From CDCL's standpoint, the ramification of this is that both "outcome inheritance" and "inter-outcome dependencies" (e.g. prohibiting line-item redaction) do not cross document boundaries, such as would otherwise have to be the case if CDCL respected the concept of document containment within other documents. So, in a containment model, an author would be permitted to write just a single rule governing disclosure of a document node that contains another document, and that contained document would inherit the applicable outcome. But since containment is not recognized and since there is no respect for relationships between documents, the author must consider drafting a separate policy for the other document. Remember that rulesheets may be associated to document Problem Space and/or to Primary Custodian at the rulesheet level. They shall not be associated to "information exchange" at this same level. Instead, as outlined above, dependencies on "information exchange" may be part of individual rule dependencies on client context.
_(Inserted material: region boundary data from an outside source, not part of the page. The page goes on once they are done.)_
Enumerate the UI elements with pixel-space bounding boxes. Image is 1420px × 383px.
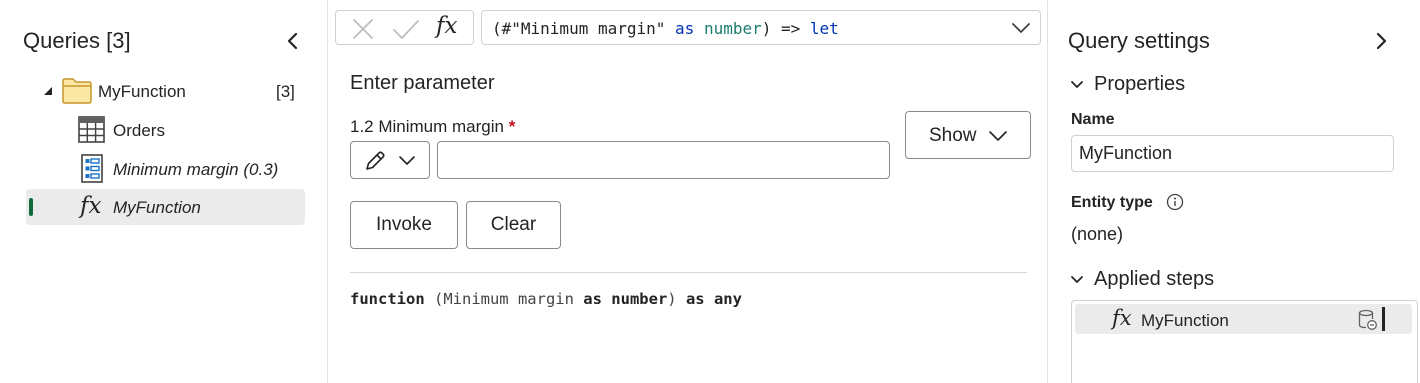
required-marker: * [508, 117, 516, 136]
step-resize-handle[interactable] [1382, 307, 1385, 331]
folder-icon [62, 78, 92, 104]
parameter-type-dropdown[interactable] [350, 141, 430, 179]
function-icon: fx [1112, 306, 1132, 330]
query-item-orders[interactable]: Orders [26, 112, 305, 148]
query-item-label: Minimum margin (0.3) [113, 160, 279, 179]
query-item-label: MyFunction [113, 198, 201, 217]
formula-bar-buttons: fx [335, 10, 474, 45]
query-group-count: [3] [276, 82, 295, 101]
formula-keyword: as [675, 19, 695, 38]
signature-text: ) [667, 290, 686, 308]
enter-parameter-heading: Enter parameter [350, 72, 495, 94]
clear-button[interactable]: Clear [466, 201, 561, 249]
pencil-icon [366, 151, 385, 170]
name-input[interactable] [1071, 135, 1394, 172]
properties-heading: Properties [1094, 73, 1186, 95]
table-icon [78, 116, 105, 143]
database-settings-icon[interactable] [1358, 309, 1378, 331]
collapse-queries-button[interactable] [282, 30, 304, 52]
signature-keyword: function [350, 290, 425, 308]
chevron-down-icon [989, 131, 1007, 141]
chevron-down-icon [399, 156, 415, 165]
parameter-label: 1.2 Minimum margin * [350, 117, 515, 137]
parameter-icon [81, 154, 103, 183]
signature-text: (Minimum margin [424, 290, 584, 308]
collapse-settings-button[interactable] [1370, 30, 1392, 52]
applied-step-item[interactable]: fx MyFunction [1075, 304, 1412, 334]
chevron-down-icon[interactable] [1010, 18, 1032, 38]
query-group-label: MyFunction [98, 82, 186, 101]
cancel-icon[interactable] [352, 18, 374, 40]
chevron-left-icon [287, 32, 298, 50]
confirm-check-icon[interactable] [392, 18, 420, 40]
formula-text: (#"Minimum margin" [492, 19, 676, 38]
query-settings-pane: Query settings Properties Name Entity ty… [1047, 0, 1420, 383]
selected-indicator [29, 198, 33, 216]
invoke-button[interactable]: Invoke [350, 201, 458, 249]
expand-triangle-icon[interactable] [42, 85, 54, 97]
show-dropdown-button[interactable]: Show [905, 111, 1031, 159]
name-label: Name [1071, 111, 1115, 128]
parameter-label-text: 1.2 Minimum margin [350, 117, 504, 136]
applied-steps-list: fx MyFunction [1071, 300, 1418, 383]
show-label: Show [929, 125, 977, 146]
formula-text: ) => [761, 19, 810, 38]
chevron-down-icon [1071, 81, 1083, 88]
query-settings-title: Query settings [1068, 28, 1210, 53]
queries-pane: Queries [3] MyFunction [3] Orders Minimu… [0, 0, 328, 383]
query-item-label: Orders [113, 121, 165, 140]
divider [350, 272, 1027, 273]
info-icon[interactable] [1166, 193, 1184, 211]
entity-type-label: Entity type [1071, 194, 1153, 211]
formula-type: number [703, 19, 762, 38]
entity-type-value: (none) [1071, 224, 1124, 244]
signature-keyword: as any [685, 290, 742, 308]
signature-keyword: as number [583, 290, 668, 308]
formula-bar-input[interactable]: (#"Minimum margin" as number) => let [481, 10, 1041, 45]
formula-keyword: let [809, 19, 839, 38]
chevron-down-icon [1071, 276, 1083, 283]
function-signature: function (Minimum margin as number) as a… [350, 290, 742, 308]
query-group-myfunction[interactable]: MyFunction [3] [26, 73, 305, 109]
applied-step-label: MyFunction [1141, 311, 1229, 330]
query-item-myfunction[interactable]: fx MyFunction [26, 189, 305, 225]
query-item-minimum-margin[interactable]: Minimum margin (0.3) [26, 151, 305, 187]
chevron-right-icon [1376, 32, 1387, 50]
parameter-value-input[interactable] [437, 141, 890, 179]
queries-title: Queries [3] [23, 28, 131, 53]
applied-steps-heading: Applied steps [1094, 268, 1215, 290]
function-icon: fx [80, 193, 102, 219]
function-editor: fx (#"Minimum margin" as number) => let … [329, 0, 1047, 383]
function-insert-icon[interactable]: fx [436, 13, 457, 39]
formula-text [694, 19, 704, 38]
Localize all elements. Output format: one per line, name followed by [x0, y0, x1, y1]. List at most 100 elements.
Since inheritance and inter-outcome dependencies are only conveniences for defining elaborate outcome logic, there is actually no negative impact if allowing such when crossing document boundaries; containment does not necessarily violate respect for primary custodianship, in other words. However, a problem lies in the fact that policy may differ when an entity is acting as primary custodian versus acting as a stakeholder. In an environment that permits containment, there is no economical way (perhaps no reasonable way) to assemble the rulesheet deck such that entity A's primary custodian policy is enforced for only document A content and not for document B content. At the same time, there is no economical way (perhaps no reasonable way) to assemble the deck such that entity A's stakeholder policy is enforced for only document B content and not for document A content. Containment creates scenarios where entity A's primary custodian policy and its stakeholder policy, which may be contradictory or possess logical discrepancies when taken together, are enforced simultaneously on the same data. It is for this reason that containment (i.e. more than one primary custodian appearing within a document) is an unrecognized concept within CDCL and that document attachments as a concept is favored. However, this does not prohibit the entities engaged in an information exchange from moving forward with their own containment concept, but this necessitates that all the data in the resulting document is to be considered under the auspices of a single primary custodian.